Turning the Page
With over 90% of the vote counted in Wisconsin, Obama is leading by 17 points: 58% to 41%. It is a victory that validates the trends of the Virginia and Maryland results last week, but in a state where minorities--black, Latino and a significant number of Native Americans--comprise perhaps 10% of the population.
It is a victory across demographic groups. For example, this summary: The exit polls show that Obama cut deeply into Hillary's core constituencies in racking up his sizable victory in Wisconsin tonight. Obama made it very close among females, losing to Hillary by the slimmest of margins, 51%-49%. [Update: revised figures have it exactly 50-50.] He won by a sizable margin among middle-aged voters, 53%-46%. He won by decent margins among voters with an income less than $50,000. He won by big margins among self described moderates and conservatives. He won overwhelmingly among people who decided in the last week or the last three days, though Hillary won narrowly among those who decided in the last day.
He won narrowly among members of union households.
Further, exit polls showed the top three issues were the economy, the war and health care--and Obama won all three. There was a virtual tie on capability to be commander-in-chief, and Obama won the "cares about me" category.

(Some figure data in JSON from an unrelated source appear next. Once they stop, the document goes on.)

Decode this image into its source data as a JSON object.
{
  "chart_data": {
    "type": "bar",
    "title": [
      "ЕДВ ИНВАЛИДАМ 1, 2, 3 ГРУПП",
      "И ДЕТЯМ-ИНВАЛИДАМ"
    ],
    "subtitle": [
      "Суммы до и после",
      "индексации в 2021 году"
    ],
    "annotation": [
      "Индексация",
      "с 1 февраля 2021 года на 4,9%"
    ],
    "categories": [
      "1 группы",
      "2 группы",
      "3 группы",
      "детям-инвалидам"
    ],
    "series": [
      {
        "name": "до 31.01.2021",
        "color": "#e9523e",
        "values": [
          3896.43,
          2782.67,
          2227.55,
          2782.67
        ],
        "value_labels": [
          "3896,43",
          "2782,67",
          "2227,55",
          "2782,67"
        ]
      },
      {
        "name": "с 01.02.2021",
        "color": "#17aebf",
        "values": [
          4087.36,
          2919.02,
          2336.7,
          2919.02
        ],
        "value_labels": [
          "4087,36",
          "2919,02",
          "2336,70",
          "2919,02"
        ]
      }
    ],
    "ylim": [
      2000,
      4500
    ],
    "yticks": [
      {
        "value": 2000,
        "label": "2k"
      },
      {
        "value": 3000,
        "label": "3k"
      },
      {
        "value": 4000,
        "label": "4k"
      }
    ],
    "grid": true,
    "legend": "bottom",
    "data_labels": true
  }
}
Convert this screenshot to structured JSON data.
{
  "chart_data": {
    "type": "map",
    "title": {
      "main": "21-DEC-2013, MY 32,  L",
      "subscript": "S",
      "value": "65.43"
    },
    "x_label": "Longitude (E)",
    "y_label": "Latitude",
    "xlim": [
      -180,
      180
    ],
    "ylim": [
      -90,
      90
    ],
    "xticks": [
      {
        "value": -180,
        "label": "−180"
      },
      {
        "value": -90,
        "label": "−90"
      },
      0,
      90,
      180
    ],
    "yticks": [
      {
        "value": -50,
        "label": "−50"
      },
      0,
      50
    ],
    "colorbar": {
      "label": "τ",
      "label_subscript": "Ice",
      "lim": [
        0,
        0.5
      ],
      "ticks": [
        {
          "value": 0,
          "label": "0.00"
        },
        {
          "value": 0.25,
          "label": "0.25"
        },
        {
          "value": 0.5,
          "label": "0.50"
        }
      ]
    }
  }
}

Hillary's negative campaigning didn't work, and by something like 2-1 voters thought she was unfair. Obama had a large majority on the most electable in the fall, and over 80% of the voters said they would be satisfied with him as the party's nominee, while Clinton was in the low sixties.

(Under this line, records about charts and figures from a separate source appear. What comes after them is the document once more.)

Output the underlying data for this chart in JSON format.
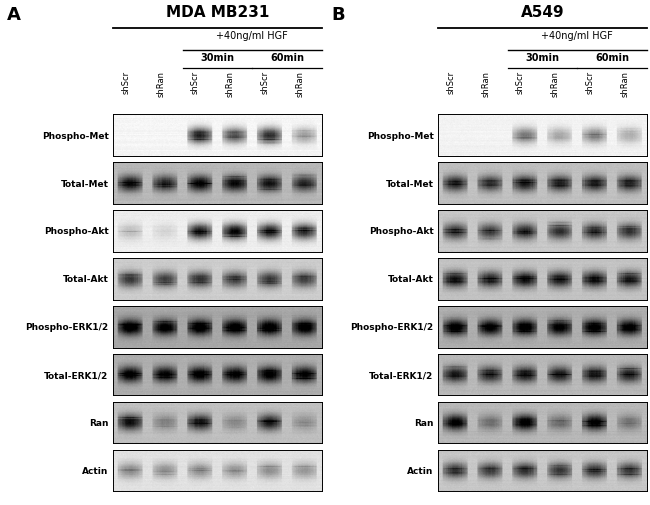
{
  "panel_A_title": "MDA MB231",
  "panel_B_title": "A549",
  "hgf_label": "+40ng/ml HGF",
  "time_30": "30min",
  "time_60": "60min",
  "col_labels": [
    "shScr",
    "shRan",
    "shScr",
    "shRan",
    "shScr",
    "shRan"
  ],
  "row_labels": [
    "Phospho-Met",
    "Total-Met",
    "Phospho-Akt",
    "Total-Akt",
    "Phospho-ERK1/2",
    "Total-ERK1/2",
    "Ran",
    "Actin"
  ],
  "bg_color": "#ffffff",
  "panel_A_blots": {
    "Phospho-Met": {
      "bg": 0.96,
      "bands": [
        0.0,
        0.0,
        0.85,
        0.65,
        0.8,
        0.35
      ]
    },
    "Total-Met": {
      "bg": 0.72,
      "bands": [
        0.7,
        0.62,
        0.75,
        0.72,
        0.68,
        0.6
      ]
    },
    "Phospho-Akt": {
      "bg": 0.93,
      "bands": [
        0.2,
        0.1,
        0.88,
        0.92,
        0.85,
        0.8
      ]
    },
    "Total-Akt": {
      "bg": 0.8,
      "bands": [
        0.6,
        0.57,
        0.62,
        0.58,
        0.6,
        0.56
      ]
    },
    "Phospho-ERK1/2": {
      "bg": 0.65,
      "bands": [
        0.78,
        0.75,
        0.8,
        0.77,
        0.79,
        0.76
      ]
    },
    "Total-ERK1/2": {
      "bg": 0.68,
      "bands": [
        0.75,
        0.72,
        0.78,
        0.74,
        0.76,
        0.73
      ]
    },
    "Ran": {
      "bg": 0.75,
      "bands": [
        0.72,
        0.25,
        0.7,
        0.22,
        0.68,
        0.2
      ]
    },
    "Actin": {
      "bg": 0.88,
      "bands": [
        0.35,
        0.32,
        0.34,
        0.31,
        0.33,
        0.3
      ]
    }
  },
  "panel_B_blots": {
    "Phospho-Met": {
      "bg": 0.95,
      "bands": [
        0.0,
        0.0,
        0.5,
        0.3,
        0.45,
        0.28
      ]
    },
    "Total-Met": {
      "bg": 0.75,
      "bands": [
        0.65,
        0.58,
        0.68,
        0.65,
        0.66,
        0.63
      ]
    },
    "Phospho-Akt": {
      "bg": 0.78,
      "bands": [
        0.62,
        0.58,
        0.68,
        0.62,
        0.65,
        0.6
      ]
    },
    "Total-Akt": {
      "bg": 0.76,
      "bands": [
        0.72,
        0.68,
        0.75,
        0.7,
        0.73,
        0.69
      ]
    },
    "Phospho-ERK1/2": {
      "bg": 0.68,
      "bands": [
        0.78,
        0.75,
        0.8,
        0.77,
        0.79,
        0.76
      ]
    },
    "Total-ERK1/2": {
      "bg": 0.72,
      "bands": [
        0.65,
        0.62,
        0.68,
        0.65,
        0.66,
        0.63
      ]
    },
    "Ran": {
      "bg": 0.72,
      "bands": [
        0.78,
        0.3,
        0.82,
        0.32,
        0.8,
        0.28
      ]
    },
    "Actin": {
      "bg": 0.78,
      "bands": [
        0.6,
        0.57,
        0.62,
        0.59,
        0.61,
        0.58
      ]
    }
  }
}
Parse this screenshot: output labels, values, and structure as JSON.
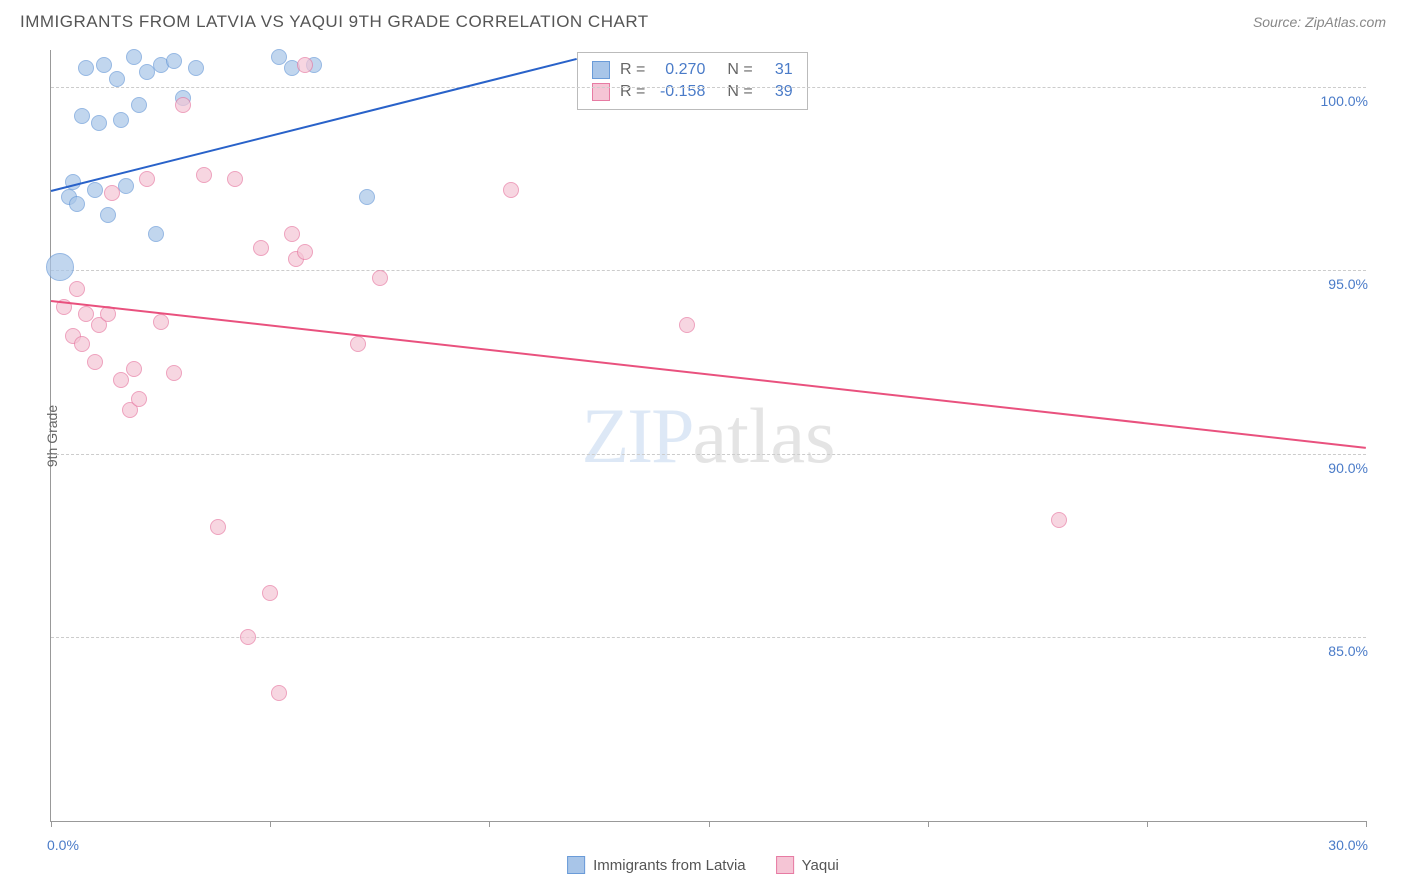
{
  "title": "IMMIGRANTS FROM LATVIA VS YAQUI 9TH GRADE CORRELATION CHART",
  "source": "Source: ZipAtlas.com",
  "ylabel": "9th Grade",
  "watermark_zip": "ZIP",
  "watermark_atlas": "atlas",
  "chart": {
    "type": "scatter",
    "background_color": "#ffffff",
    "grid_color": "#cccccc",
    "xlim": [
      0,
      30
    ],
    "ylim": [
      80,
      101
    ],
    "xticks": [
      0,
      5,
      10,
      15,
      20,
      25,
      30
    ],
    "xtick_labels_shown": {
      "0": "0.0%",
      "30": "30.0%"
    },
    "yticks": [
      85,
      90,
      95,
      100
    ],
    "ytick_labels": {
      "85": "85.0%",
      "90": "90.0%",
      "95": "95.0%",
      "100": "100.0%"
    },
    "series": [
      {
        "name": "Immigrants from Latvia",
        "color_fill": "#a8c5e8",
        "color_stroke": "#6a9bd8",
        "opacity": 0.7,
        "correlation_r": "0.270",
        "correlation_n": "31",
        "trend": {
          "x1": 0,
          "y1": 97.2,
          "x2": 12,
          "y2": 100.8,
          "color": "#2962c9",
          "width": 2
        },
        "points": [
          {
            "x": 0.2,
            "y": 95.1,
            "r": 14
          },
          {
            "x": 0.4,
            "y": 97.0,
            "r": 8
          },
          {
            "x": 0.5,
            "y": 97.4,
            "r": 8
          },
          {
            "x": 0.6,
            "y": 96.8,
            "r": 8
          },
          {
            "x": 0.7,
            "y": 99.2,
            "r": 8
          },
          {
            "x": 0.8,
            "y": 100.5,
            "r": 8
          },
          {
            "x": 1.0,
            "y": 97.2,
            "r": 8
          },
          {
            "x": 1.1,
            "y": 99.0,
            "r": 8
          },
          {
            "x": 1.2,
            "y": 100.6,
            "r": 8
          },
          {
            "x": 1.3,
            "y": 96.5,
            "r": 8
          },
          {
            "x": 1.5,
            "y": 100.2,
            "r": 8
          },
          {
            "x": 1.6,
            "y": 99.1,
            "r": 8
          },
          {
            "x": 1.7,
            "y": 97.3,
            "r": 8
          },
          {
            "x": 1.9,
            "y": 100.8,
            "r": 8
          },
          {
            "x": 2.0,
            "y": 99.5,
            "r": 8
          },
          {
            "x": 2.2,
            "y": 100.4,
            "r": 8
          },
          {
            "x": 2.4,
            "y": 96.0,
            "r": 8
          },
          {
            "x": 2.5,
            "y": 100.6,
            "r": 8
          },
          {
            "x": 2.8,
            "y": 100.7,
            "r": 8
          },
          {
            "x": 3.0,
            "y": 99.7,
            "r": 8
          },
          {
            "x": 3.3,
            "y": 100.5,
            "r": 8
          },
          {
            "x": 5.2,
            "y": 100.8,
            "r": 8
          },
          {
            "x": 5.5,
            "y": 100.5,
            "r": 8
          },
          {
            "x": 6.0,
            "y": 100.6,
            "r": 8
          },
          {
            "x": 7.2,
            "y": 97.0,
            "r": 8
          }
        ]
      },
      {
        "name": "Yaqui",
        "color_fill": "#f5c5d5",
        "color_stroke": "#e77ba3",
        "opacity": 0.7,
        "correlation_r": "-0.158",
        "correlation_n": "39",
        "trend": {
          "x1": 0,
          "y1": 94.2,
          "x2": 30,
          "y2": 90.2,
          "color": "#e9517e",
          "width": 2
        },
        "points": [
          {
            "x": 0.3,
            "y": 94.0,
            "r": 8
          },
          {
            "x": 0.5,
            "y": 93.2,
            "r": 8
          },
          {
            "x": 0.6,
            "y": 94.5,
            "r": 8
          },
          {
            "x": 0.7,
            "y": 93.0,
            "r": 8
          },
          {
            "x": 0.8,
            "y": 93.8,
            "r": 8
          },
          {
            "x": 1.0,
            "y": 92.5,
            "r": 8
          },
          {
            "x": 1.1,
            "y": 93.5,
            "r": 8
          },
          {
            "x": 1.3,
            "y": 93.8,
            "r": 8
          },
          {
            "x": 1.4,
            "y": 97.1,
            "r": 8
          },
          {
            "x": 1.6,
            "y": 92.0,
            "r": 8
          },
          {
            "x": 1.8,
            "y": 91.2,
            "r": 8
          },
          {
            "x": 1.9,
            "y": 92.3,
            "r": 8
          },
          {
            "x": 2.0,
            "y": 91.5,
            "r": 8
          },
          {
            "x": 2.2,
            "y": 97.5,
            "r": 8
          },
          {
            "x": 2.5,
            "y": 93.6,
            "r": 8
          },
          {
            "x": 2.8,
            "y": 92.2,
            "r": 8
          },
          {
            "x": 3.0,
            "y": 99.5,
            "r": 8
          },
          {
            "x": 3.5,
            "y": 97.6,
            "r": 8
          },
          {
            "x": 3.8,
            "y": 88.0,
            "r": 8
          },
          {
            "x": 4.2,
            "y": 97.5,
            "r": 8
          },
          {
            "x": 4.5,
            "y": 85.0,
            "r": 8
          },
          {
            "x": 4.8,
            "y": 95.6,
            "r": 8
          },
          {
            "x": 5.0,
            "y": 86.2,
            "r": 8
          },
          {
            "x": 5.2,
            "y": 83.5,
            "r": 8
          },
          {
            "x": 5.5,
            "y": 96.0,
            "r": 8
          },
          {
            "x": 5.6,
            "y": 95.3,
            "r": 8
          },
          {
            "x": 5.8,
            "y": 100.6,
            "r": 8
          },
          {
            "x": 5.8,
            "y": 95.5,
            "r": 8
          },
          {
            "x": 7.0,
            "y": 93.0,
            "r": 8
          },
          {
            "x": 7.5,
            "y": 94.8,
            "r": 8
          },
          {
            "x": 10.5,
            "y": 97.2,
            "r": 8
          },
          {
            "x": 14.5,
            "y": 93.5,
            "r": 8
          },
          {
            "x": 23.0,
            "y": 88.2,
            "r": 8
          }
        ]
      }
    ]
  },
  "legend_box": {
    "r_label": "R =",
    "n_label": "N ="
  },
  "bottom_legend": {
    "series1": "Immigrants from Latvia",
    "series2": "Yaqui"
  }
}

In political campaign terms, Hillary again this week did not take voters from any categories she hadn't won before, and Obama did, big time. Obama increased his share of young and first time voters. Add in the delegates and popular votes won, the 9 victories in a row (with the 10th possibly coming within hours) and the momentum favoring Obama in Texas and Ohio, and the state of the campaign is this: barring something highly unusual, the question is not whether Barack Obama will be the 2008 Democratic nominee for President, but when.

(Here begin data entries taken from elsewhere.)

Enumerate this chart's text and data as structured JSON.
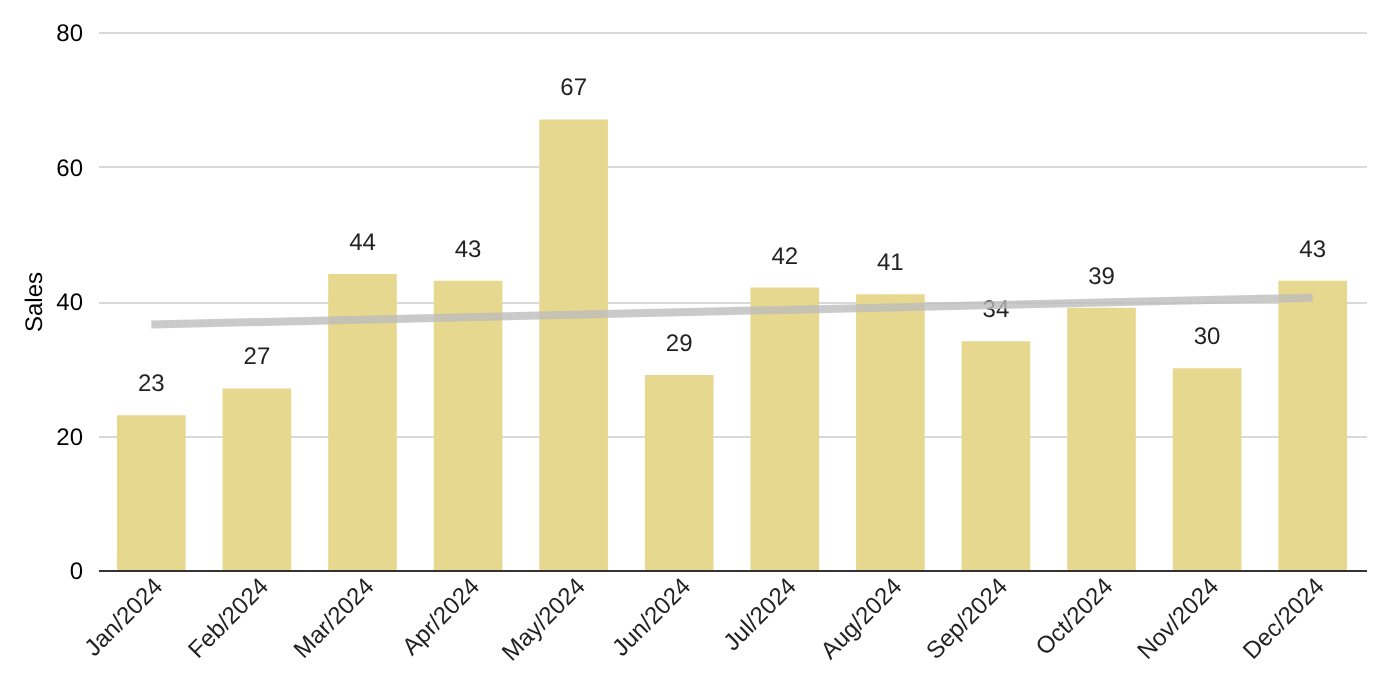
{
  "chart_data": {
    "type": "bar",
    "ylabel": "Sales",
    "categories": [
      "Jan/2024",
      "Feb/2024",
      "Mar/2024",
      "Apr/2024",
      "May/2024",
      "Jun/2024",
      "Jul/2024",
      "Aug/2024",
      "Sep/2024",
      "Oct/2024",
      "Nov/2024",
      "Dec/2024"
    ],
    "series": [
      {
        "color": "#e6d88e",
        "values": [
          23,
          27,
          44,
          43,
          67,
          29,
          42,
          41,
          34,
          39,
          30,
          43
        ],
        "value_labels": [
          "23",
          "27",
          "44",
          "43",
          "67",
          "29",
          "42",
          "41",
          "34",
          "39",
          "30",
          "43"
        ]
      },
      {
        "type": "line",
        "color": "#bdbdbd",
        "x": [
          "Jan/2024",
          "Dec/2024"
        ],
        "values": [
          36.5,
          40.5
        ]
      }
    ],
    "ylim": [
      0,
      80
    ],
    "yticks": [
      0,
      20,
      40,
      60,
      80
    ],
    "grid": "y"
  }
}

To that point, Obama spoke with a reporter before his speech in Houston tonight and said, immediately after the contests of March 4 is an appropriate time for the party to decide that the nomination campaign should end.
As for how Obama energizes the electorate, Hillary alone got more votes than the entire Republican field.
By the way, Barack was kind enough to email me (and about a half million of his other close friends) with his take on the results:
Today, the people of Wisconsin voted overwhelmingly in favor of a new kind of politics. They rejected an onslaught of negative attacks and attempts to distract them from the common concerns we all have about the direction of our country. No doubt we'll hear much more of these attacks and distractions in the days to come. But the noise of these tired, old political games will not drown out the voices of millions calling for change.
So he's bracing for the full Clinton press. Now here are my forecasts: Her last chance: the debate Thursday. If she can't change the dynamic then, it will be too late by Friday. I expect Bill Richardson to endorse Obama tomorrow, and show up to campaign in Texas. Nobody else is predicting this that I know of. If John Edwards was thinking about endorsing Hillary, he must know that it's now too late. He either endorses Obama and campaigns for him in Ohio, or he waits until March 5 and begins the less than subtle attempt to tell Hillary it's over.
Obama talks about "turning the page" with the next election, which is exactly the right message--I mean, I might say "a fresh start" but...--and it has been the message the electorate wants to send since 2006. (So don't be surprised if Obama wins Pennsylvania, if it gets that far.) But as of tonight, for Hillary Clinton, the page is turning, and it's almost turned.